There are certain instances where your vet may want to treat your dog's pimples with something more than just a topical to dry out the pimples. If your pup's skin is appearing to be more inflamed, if there is scabbing on the skin, or if they are licking and chewing their fur off, your vet may want to prescribe additional medications. These may include shampoos, topical antibiotics, topical steroids, and even, if the case is severe enough, oral antibiotics.

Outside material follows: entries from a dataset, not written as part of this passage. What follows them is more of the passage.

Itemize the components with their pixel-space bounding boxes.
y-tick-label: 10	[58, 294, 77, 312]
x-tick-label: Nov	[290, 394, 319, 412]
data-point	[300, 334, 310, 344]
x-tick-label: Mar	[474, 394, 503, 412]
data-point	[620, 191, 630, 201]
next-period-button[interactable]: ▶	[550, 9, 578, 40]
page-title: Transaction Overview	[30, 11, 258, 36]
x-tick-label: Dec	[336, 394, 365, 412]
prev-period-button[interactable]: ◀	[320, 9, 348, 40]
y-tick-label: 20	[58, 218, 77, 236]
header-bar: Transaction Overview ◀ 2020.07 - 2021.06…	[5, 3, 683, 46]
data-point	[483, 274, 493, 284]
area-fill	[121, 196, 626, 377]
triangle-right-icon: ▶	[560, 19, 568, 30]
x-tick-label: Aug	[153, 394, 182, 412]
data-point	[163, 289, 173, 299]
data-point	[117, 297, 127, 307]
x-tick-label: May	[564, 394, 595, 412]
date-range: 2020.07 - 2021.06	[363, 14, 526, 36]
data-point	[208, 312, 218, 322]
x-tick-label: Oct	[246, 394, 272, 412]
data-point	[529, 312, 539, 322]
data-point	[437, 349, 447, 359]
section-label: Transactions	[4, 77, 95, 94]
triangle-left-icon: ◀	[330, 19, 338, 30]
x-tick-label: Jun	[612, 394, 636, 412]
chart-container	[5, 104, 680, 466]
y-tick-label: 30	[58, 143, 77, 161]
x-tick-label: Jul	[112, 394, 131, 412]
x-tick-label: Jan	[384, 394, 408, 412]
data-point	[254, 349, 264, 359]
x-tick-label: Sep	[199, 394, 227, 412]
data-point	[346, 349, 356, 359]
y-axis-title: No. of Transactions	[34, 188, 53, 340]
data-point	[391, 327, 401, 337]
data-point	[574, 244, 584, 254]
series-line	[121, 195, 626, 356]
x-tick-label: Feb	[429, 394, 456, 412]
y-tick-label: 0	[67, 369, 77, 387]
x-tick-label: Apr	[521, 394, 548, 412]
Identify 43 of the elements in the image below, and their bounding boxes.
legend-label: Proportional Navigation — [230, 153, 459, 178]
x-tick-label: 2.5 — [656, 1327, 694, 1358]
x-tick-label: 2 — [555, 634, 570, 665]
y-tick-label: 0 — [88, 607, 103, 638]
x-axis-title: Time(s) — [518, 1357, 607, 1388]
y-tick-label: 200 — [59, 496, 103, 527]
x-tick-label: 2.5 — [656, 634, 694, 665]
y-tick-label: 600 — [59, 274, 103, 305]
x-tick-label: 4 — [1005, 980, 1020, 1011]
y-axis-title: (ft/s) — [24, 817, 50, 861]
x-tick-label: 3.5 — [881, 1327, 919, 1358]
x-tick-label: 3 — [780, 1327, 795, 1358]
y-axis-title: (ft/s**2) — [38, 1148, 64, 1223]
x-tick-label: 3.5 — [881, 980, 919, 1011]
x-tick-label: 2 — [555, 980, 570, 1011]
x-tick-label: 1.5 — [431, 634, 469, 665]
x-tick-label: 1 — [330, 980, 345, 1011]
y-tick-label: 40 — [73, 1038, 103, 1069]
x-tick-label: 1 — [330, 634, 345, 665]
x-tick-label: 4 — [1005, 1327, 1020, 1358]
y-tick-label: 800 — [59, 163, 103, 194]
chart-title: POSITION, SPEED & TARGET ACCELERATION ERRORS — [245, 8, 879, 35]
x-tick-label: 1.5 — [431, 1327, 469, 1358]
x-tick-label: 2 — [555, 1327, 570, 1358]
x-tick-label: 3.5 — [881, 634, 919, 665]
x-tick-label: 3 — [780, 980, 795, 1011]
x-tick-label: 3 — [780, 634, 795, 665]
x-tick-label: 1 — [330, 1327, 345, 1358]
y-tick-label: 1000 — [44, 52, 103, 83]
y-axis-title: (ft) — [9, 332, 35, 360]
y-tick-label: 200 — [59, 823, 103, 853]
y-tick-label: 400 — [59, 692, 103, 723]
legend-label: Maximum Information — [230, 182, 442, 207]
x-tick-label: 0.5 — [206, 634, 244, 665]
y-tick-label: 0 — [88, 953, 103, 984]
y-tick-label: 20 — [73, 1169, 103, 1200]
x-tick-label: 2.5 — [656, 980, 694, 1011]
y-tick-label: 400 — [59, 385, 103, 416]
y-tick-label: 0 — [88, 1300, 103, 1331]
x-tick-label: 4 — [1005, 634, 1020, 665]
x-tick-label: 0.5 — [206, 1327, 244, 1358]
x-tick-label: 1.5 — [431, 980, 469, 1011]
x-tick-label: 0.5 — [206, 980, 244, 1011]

Even though your at-home acne treatments may not be the best treatment protocol for your dog, there is one thing that holds true for all pimples, regardless of person or pooch: don't pop them! Popping pimples can cause more inflammation and trauma to the area, which can increase the likelihood of more pimples forming on your dog. If your dog is getting breakouts in a specific area more frequently and you can identify a cause, try to decrease your dog's exposure to it. For instance, if your dog is prone to break outs on his muzzle and you've already switched out their bowls for non-plastic, be on the lookout for behaviors such as scratching at the muzzle or rooting around in the dirt outside. Both of these activities can cause follicular trauma in addition to introducing dirt to your dog's follicles.

Pimples can be a headache for anyone, but your dog's pimples don't have to be. If your pup is breaking out, contact your vet to help get your dog's skin looking clean and clear in no time.